При обычных обстоятельствах Шелтон, следуя правилам хорошего тона, произнес бы: «Ах, вот как!» – и уткнулся бы носом в спасительные страницы «Дейли телеграф». Но сейчас, повинуясь непонятному побуждению, он взглянул на молодого человека и спросил:
– Почему вы говорите все это именно мне?
Бродяга – ибо, если судить по его башмакам, он вряд ли мог быть кем-либо иным – минуту помедлил и затем, словно решившись говорить правду, ответил:
– Когда вот так постранствуешь по свету, как я, появляется особый инстинкт, который подсказывает, кого следует выбирать в собеседники и каким тоном с ним разговаривать. Все в жизни диктуется необходимостью, и, если хочешь жить, нужно научиться всем этим премудростям, иначе пропадешь.
Шелтон, который и сам обладал довольно гибким умом, не мог не заметить, что под этими словами скрыт тонкий комплимент. Молодой человек словно хотел сказать ему: «Я уверен, что вы не поймете меня превратно и не сочтете бездельником только потому, что я изучаю человеческую природу».
– Но разве ничего нельзя сделать для этой бедной девушки?
Новый знакомый Шелтона пожал плечами.
– Разбитая чашка, – сказал он. – Ее теперь уже не склеишь. Она едет к своей кузине в Лондон и надеется, что та ей поможет. Вы дали ей денег, чтобы добраться до Лондона, и это все, что вы можете для нее сделать. Что ждет ее в дальнейшем, слишком хорошо известно.

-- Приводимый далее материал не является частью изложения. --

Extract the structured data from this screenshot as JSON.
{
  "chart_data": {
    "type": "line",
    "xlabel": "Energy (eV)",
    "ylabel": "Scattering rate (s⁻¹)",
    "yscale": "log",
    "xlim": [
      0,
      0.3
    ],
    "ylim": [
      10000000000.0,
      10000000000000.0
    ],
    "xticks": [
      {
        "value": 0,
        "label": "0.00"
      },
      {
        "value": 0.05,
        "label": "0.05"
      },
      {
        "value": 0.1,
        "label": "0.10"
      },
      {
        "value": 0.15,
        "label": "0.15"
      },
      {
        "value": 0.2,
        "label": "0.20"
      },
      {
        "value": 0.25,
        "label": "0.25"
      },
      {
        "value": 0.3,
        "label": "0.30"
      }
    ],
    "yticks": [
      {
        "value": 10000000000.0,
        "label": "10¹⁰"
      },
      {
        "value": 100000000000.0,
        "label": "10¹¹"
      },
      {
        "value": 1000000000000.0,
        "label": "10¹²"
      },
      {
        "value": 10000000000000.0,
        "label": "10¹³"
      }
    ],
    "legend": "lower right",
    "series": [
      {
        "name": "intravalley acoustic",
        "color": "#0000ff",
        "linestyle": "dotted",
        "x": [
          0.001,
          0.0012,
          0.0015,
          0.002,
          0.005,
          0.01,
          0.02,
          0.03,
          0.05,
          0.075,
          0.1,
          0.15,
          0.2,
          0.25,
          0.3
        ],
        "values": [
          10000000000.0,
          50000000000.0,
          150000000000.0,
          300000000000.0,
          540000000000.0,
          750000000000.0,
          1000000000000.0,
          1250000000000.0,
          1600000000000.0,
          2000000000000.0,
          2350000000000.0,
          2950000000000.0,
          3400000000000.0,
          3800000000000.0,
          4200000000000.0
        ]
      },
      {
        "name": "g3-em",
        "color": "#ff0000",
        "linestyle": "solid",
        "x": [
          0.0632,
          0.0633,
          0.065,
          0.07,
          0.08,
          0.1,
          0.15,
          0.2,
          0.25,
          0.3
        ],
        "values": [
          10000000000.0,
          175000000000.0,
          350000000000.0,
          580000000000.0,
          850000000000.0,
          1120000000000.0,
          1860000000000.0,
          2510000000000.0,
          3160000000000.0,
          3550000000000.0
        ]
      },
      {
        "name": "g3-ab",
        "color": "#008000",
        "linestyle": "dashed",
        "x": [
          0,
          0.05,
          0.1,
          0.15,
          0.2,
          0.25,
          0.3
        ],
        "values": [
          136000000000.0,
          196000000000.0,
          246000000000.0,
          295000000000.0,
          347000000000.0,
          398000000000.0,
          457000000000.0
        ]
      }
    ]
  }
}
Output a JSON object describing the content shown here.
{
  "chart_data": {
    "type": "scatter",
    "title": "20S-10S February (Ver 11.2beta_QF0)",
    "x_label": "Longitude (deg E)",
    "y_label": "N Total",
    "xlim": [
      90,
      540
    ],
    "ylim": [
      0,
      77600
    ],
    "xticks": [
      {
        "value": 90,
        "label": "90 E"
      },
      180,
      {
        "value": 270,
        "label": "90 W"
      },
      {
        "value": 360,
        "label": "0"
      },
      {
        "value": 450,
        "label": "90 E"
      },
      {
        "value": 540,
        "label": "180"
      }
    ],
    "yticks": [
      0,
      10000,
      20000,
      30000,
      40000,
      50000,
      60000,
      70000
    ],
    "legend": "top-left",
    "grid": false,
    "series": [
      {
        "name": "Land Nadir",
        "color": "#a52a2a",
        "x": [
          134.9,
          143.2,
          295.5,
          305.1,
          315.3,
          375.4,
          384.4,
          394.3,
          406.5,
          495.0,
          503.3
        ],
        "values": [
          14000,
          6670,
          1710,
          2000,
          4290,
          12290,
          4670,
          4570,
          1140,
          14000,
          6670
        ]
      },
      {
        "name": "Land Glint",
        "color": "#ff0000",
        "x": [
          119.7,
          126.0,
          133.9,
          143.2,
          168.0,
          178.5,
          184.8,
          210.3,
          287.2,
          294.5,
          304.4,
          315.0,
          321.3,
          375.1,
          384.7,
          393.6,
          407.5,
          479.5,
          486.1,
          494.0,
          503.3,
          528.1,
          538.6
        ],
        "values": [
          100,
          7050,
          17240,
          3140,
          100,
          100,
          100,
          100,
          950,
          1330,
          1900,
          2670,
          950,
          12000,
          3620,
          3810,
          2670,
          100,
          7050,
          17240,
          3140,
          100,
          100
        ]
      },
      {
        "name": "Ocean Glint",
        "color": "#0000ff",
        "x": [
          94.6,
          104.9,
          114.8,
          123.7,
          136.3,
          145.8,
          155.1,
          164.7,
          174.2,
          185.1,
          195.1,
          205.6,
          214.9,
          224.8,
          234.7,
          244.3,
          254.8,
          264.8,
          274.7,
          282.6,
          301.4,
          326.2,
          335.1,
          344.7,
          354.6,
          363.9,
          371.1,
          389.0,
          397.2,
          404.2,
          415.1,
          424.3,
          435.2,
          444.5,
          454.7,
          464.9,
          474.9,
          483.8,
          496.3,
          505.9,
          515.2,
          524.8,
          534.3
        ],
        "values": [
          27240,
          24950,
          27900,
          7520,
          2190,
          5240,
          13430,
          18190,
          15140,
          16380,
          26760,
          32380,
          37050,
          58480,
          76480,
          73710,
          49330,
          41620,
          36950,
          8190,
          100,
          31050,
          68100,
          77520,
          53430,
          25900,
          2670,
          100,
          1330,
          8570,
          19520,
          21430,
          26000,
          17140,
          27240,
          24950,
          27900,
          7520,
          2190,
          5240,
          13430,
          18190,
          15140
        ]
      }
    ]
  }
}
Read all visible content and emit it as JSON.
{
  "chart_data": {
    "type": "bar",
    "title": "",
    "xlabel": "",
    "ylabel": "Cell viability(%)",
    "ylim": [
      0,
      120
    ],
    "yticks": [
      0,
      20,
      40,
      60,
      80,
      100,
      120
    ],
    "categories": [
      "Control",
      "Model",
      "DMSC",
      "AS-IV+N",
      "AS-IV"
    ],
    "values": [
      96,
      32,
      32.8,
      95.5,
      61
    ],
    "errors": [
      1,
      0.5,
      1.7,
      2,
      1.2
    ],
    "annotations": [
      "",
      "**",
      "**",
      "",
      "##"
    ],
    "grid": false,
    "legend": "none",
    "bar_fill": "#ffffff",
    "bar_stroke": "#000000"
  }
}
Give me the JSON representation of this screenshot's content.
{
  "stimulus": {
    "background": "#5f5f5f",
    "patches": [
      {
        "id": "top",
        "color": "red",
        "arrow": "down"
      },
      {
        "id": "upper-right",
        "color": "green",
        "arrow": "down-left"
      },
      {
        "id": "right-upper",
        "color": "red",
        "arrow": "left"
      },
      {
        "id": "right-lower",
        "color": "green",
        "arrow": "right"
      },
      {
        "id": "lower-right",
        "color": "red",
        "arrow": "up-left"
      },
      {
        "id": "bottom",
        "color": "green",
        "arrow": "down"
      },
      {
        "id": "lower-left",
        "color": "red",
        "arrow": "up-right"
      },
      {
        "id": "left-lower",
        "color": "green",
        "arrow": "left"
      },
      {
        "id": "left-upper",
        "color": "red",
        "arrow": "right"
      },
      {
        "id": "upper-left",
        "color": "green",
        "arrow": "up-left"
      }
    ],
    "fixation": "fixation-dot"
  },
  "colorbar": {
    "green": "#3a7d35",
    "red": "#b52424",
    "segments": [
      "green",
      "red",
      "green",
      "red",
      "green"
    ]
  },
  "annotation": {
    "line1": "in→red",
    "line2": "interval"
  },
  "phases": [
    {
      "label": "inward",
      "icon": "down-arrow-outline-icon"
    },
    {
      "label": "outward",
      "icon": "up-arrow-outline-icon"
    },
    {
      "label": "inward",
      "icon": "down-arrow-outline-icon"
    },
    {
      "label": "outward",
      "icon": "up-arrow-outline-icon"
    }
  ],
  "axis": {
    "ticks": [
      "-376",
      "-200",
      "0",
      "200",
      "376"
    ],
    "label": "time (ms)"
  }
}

– Но это же ужасно! – с искренним возмущением проговорил Шелтон. – Разве нельзя убедить ее вернуться домой? Я бы с радостью…
Молодой человек покачал головой.
– Mon cher monsieur, – сказал он, – вы, видимо, до сих пор не имели случая узнать, что такое семья. Семья не любит подпорченного товара: у нее не найдется доброго слова для сына, который запустил руку в кассу, или для дочери, которую нельзя уже выдать замуж. На что она им, черт возьми, такая? Уж лучше привязать ей камень на шею и сразу утопить. Все мы христиане, но быть христианином далеко не то же, что быть добрым самаритянином.
Шелтон взглянул на девушку, которая сидела неподвижно, сложив руки на сумке, и в душе его поднялось возмущение против несправедливости жизни.
– Да, – заметил иностранец, словно угадывая его мысли, – то, что мы называем добродетелью, почти всегда не более как удача. – И он обвел взглядом своих соседей, как бы говоря: «Ну, конечно, сила условностей! Пожалуйста, придумывайте себе условности, только не кичитесь, как павлины, тем, что вы их придерживаетесь: все в мире только трусость и удача, друзья мои, только трусость и удача!»
– Послушайте, – сказал Шелтон, – я дам ей мой адрес, и она, если захочет вернуться домой, пусть напишет мне.